褒められているのか、皮肉で馬鹿にされているのか、理解に困る返事だ。尤も、ピオンスコの事を思えば言葉の裏など詮索するだけ無駄だと思うので、素直に褒められていると捉えておこう。
「特別サービスで、魔族にとっては男前に見える様な顔にしといたぜ」
「また余計な事を…」
「余計か? 一緒に行動するなら、顔がいいに越したことはないだろう、ルージュ」
「あ、主よ…?」
ルージュは心底驚いたような、困惑したような顔でオレを見てきた。構わずに歩み寄ってみると、毛皮のない箇所を風が撫でて通り、初めての感覚に身震いした。
「そうか、お前らは毛が薄いから少しの風でも涼しく感じるんだな」
「まあな。とは言っても、そっちは寒くなったら暖かい毛皮付きの姿に戻れるんだから、デメリットにはならないだろ」
「ああ。でも寒くなったらこうした方が手っ取り早いんじゃないか?」
「え?」
と、有無を言わさずにオレはルージュを懐へと抱き寄せた。流石のルージュも何をされているのか咄嗟に理解できずに、戸惑いを見せた。
「今更だけど、暖かいんだな。剣に戻った時はそれこそ金属みたいに冷たいのに」
「な、何を!?」
「お前はオレの剣なんだから肌身に当てても不思議はないだろう? 握るか抱き寄せるかなんて大した違いじゃない」
そうしてオレはルージュを抱く腕に少しだけ強めの力を込める。

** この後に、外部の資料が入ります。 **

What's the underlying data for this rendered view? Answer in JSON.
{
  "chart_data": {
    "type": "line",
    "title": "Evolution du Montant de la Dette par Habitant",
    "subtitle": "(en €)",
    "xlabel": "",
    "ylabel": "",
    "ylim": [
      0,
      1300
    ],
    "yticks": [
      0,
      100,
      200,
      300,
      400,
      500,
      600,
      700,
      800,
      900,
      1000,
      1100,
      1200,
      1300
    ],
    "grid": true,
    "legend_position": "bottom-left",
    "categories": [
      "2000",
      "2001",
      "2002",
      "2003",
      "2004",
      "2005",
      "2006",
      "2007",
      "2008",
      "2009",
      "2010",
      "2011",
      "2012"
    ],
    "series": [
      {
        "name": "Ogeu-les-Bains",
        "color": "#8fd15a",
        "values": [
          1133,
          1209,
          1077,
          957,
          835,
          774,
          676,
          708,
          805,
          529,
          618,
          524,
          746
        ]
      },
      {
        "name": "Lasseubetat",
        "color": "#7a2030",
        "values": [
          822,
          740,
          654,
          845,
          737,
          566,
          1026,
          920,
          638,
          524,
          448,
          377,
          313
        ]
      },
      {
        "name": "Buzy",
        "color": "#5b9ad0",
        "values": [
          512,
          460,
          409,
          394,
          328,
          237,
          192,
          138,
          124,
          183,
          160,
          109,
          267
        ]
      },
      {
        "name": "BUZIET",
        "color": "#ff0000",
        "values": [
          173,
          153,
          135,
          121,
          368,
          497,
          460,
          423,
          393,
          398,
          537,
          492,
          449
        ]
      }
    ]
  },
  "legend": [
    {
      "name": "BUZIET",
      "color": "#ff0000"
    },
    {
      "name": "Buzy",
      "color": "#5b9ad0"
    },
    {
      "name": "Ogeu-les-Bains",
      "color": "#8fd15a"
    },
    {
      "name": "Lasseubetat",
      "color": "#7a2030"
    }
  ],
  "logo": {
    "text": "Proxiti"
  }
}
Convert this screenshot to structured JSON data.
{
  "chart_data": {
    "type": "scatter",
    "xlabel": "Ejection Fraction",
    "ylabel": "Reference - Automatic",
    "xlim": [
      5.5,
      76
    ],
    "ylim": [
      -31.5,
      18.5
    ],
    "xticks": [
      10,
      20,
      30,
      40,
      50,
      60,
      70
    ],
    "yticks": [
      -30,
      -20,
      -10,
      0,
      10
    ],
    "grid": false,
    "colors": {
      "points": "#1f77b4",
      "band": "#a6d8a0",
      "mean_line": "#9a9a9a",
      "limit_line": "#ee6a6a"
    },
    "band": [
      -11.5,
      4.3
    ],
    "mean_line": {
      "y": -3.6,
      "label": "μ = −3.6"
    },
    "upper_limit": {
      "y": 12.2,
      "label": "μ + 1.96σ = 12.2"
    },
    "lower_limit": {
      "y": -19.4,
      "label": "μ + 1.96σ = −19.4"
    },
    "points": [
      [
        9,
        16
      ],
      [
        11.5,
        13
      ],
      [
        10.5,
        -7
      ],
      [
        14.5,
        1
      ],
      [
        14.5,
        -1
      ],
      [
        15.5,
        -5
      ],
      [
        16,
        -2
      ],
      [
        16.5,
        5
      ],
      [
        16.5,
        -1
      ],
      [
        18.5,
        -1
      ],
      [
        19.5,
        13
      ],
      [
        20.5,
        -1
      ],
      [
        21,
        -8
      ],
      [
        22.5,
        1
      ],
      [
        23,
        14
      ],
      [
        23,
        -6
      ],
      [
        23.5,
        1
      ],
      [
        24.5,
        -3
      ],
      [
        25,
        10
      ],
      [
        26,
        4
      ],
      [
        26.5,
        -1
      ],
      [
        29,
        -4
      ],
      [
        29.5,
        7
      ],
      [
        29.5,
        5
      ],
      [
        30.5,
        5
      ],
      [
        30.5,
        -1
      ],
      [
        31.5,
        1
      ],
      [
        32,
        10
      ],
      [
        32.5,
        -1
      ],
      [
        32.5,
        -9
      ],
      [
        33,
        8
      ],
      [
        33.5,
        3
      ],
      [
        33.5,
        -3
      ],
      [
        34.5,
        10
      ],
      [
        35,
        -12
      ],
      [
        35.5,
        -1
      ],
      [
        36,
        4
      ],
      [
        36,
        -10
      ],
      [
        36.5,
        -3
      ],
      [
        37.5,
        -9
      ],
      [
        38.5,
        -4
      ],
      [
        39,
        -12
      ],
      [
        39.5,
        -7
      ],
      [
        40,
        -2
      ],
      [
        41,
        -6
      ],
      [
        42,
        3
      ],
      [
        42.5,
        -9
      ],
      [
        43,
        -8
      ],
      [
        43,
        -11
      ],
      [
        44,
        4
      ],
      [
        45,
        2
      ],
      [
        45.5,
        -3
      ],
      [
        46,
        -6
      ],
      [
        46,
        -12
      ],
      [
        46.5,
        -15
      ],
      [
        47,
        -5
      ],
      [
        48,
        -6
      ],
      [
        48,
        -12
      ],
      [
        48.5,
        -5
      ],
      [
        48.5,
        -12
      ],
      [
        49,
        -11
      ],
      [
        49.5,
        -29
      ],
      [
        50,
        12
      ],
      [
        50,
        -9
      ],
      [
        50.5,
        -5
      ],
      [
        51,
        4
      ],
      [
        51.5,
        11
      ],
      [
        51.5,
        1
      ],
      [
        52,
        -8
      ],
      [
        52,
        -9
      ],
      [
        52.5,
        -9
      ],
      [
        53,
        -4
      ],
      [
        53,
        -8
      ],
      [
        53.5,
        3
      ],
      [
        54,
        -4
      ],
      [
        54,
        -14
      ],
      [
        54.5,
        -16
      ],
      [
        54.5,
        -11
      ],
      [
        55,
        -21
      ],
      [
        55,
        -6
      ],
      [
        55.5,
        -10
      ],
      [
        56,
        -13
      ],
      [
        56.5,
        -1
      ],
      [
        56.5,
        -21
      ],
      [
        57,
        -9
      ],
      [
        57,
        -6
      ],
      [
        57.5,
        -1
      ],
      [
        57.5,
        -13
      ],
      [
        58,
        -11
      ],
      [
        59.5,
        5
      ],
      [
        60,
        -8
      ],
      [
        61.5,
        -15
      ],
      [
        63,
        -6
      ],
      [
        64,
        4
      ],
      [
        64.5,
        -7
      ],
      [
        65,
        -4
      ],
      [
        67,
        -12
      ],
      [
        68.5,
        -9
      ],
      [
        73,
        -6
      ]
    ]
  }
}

元は冷徹な剣とは思えない程、暖かく肉肉しい感触が伝わってくる。
オレの変貌ぶりとルージュの慌てる様を、三人は呆然と眺めている。
「お、狼になった時とはまた違う性格ですね…」
「思ってたよりもやべえな…下手すると俺達全員食われちまうかもしれないぞ」
「え? それなら狼になった方が食べやすいんじゃない?」
「…ま、狼に食べられるってんなら当たらずとも遠からずだな」
アーコのそんな冗談を真に受けたピオンスコは、また何かに気が付いたようにハッとした表情を浮かべる。
「アタシ達、用済みだから殺されちゃうって事…?」
「心配すんな。そういう意味じゃない。流石にこんな子供にまで手を出すようだったら、無理やりにでも術を解いてやる」
「よく分かんないんだけど」
アーコとピオンスコがずれた掛け合いをしている事など露知らず、ルージュは懸命な抵抗を色を見せていた。
「主よ、嘆願する。フォルポスの姿に戻ってくれ」
ルージュから悲痛な声が出ると、計ったかのようなタイミングで気を失っていたトスクルが、目を覚まして重々しい身体に鞭打つように起き上がった。